Porto Velho, RO - A convenção estadual do PT de Rondônia, realizada neste sábado, produziu um dos movimentos políticos mais comentados da pré-campanha eleitoral. A confirmação da jornalista Luciana Oliveira como candidata ao Senado surpreendeu o cenário político e representou um revés para o senador Confúcio Moura (MDB), que contava com o apoio formal do principal partido da esquerda para fortalecer seu projeto de reeleição.
Nos bastidores, o clima durante a convenção chamou a atenção. Segundo relatos de participantes, a decisão de lançar candidatura própria ao Senado foi comemorada por parte da militância petista com entusiasmo ainda maior do que a própria homologação do nome de Luciana Oliveira. A avaliação de muitos filiados é que o PT deveria apresentar um projeto próprio, em vez de apoiar um aliado de outra legenda.
Na prática, a decisão altera o cenário eleitoral. Sem o apoio do PT, Confúcio Moura perde um importante aliado no campo da centro-esquerda e da esquerda, segmento que poderia ampliar sua competitividade na disputa por uma das duas vagas ao Senado.

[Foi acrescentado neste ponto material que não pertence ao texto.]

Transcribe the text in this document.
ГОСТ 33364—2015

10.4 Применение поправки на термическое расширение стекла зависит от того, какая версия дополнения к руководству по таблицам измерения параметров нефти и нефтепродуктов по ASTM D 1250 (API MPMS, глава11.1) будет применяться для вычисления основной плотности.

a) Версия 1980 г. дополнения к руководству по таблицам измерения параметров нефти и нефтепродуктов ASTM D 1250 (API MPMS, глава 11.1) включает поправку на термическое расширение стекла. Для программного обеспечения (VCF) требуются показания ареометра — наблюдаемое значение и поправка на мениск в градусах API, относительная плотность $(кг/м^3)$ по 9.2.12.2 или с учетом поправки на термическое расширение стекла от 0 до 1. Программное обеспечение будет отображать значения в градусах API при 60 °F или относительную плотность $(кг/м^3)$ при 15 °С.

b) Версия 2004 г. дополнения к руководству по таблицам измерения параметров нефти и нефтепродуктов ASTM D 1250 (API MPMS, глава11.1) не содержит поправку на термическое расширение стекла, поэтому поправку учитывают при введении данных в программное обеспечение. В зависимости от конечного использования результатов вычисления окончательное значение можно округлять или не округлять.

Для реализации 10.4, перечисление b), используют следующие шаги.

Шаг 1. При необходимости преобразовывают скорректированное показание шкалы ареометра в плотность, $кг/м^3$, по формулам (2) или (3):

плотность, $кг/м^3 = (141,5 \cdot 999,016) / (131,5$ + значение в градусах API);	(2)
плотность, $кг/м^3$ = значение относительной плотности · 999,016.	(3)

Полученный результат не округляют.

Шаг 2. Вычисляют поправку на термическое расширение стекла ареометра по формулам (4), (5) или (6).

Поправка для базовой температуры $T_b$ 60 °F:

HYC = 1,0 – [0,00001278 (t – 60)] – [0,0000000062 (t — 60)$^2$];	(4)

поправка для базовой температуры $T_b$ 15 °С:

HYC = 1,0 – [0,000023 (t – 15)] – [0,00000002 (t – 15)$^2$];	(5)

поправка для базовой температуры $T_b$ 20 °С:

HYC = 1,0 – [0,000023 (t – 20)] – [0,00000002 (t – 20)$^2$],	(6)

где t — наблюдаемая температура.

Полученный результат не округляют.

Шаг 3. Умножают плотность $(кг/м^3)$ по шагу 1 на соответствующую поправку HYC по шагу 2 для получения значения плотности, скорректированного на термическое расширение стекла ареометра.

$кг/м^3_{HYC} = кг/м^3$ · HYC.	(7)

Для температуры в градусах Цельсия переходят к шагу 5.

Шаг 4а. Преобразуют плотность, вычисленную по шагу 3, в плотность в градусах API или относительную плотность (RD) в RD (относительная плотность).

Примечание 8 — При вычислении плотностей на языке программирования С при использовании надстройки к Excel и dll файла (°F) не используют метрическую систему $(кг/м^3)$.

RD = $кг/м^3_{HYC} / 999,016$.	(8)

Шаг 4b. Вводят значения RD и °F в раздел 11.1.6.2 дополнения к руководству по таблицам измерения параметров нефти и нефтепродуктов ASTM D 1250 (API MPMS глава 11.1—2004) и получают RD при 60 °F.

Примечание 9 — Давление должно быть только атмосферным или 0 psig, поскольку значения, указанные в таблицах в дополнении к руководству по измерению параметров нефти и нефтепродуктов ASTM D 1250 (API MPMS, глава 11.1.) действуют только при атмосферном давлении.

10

Na avaliação desta articulista, mesmo com o apoio petista, a reeleição de Confúcio já seria um desafio considerável. O senador enfrenta elevado índice de rejeição em diversas regiões do Estado, especialmente no interior de Rondônia, onde o eleitorado historicamente demonstra maior identificação com candidatos de perfil conservador. Esse eleitorado representa a maior parcela dos votantes rondonienses.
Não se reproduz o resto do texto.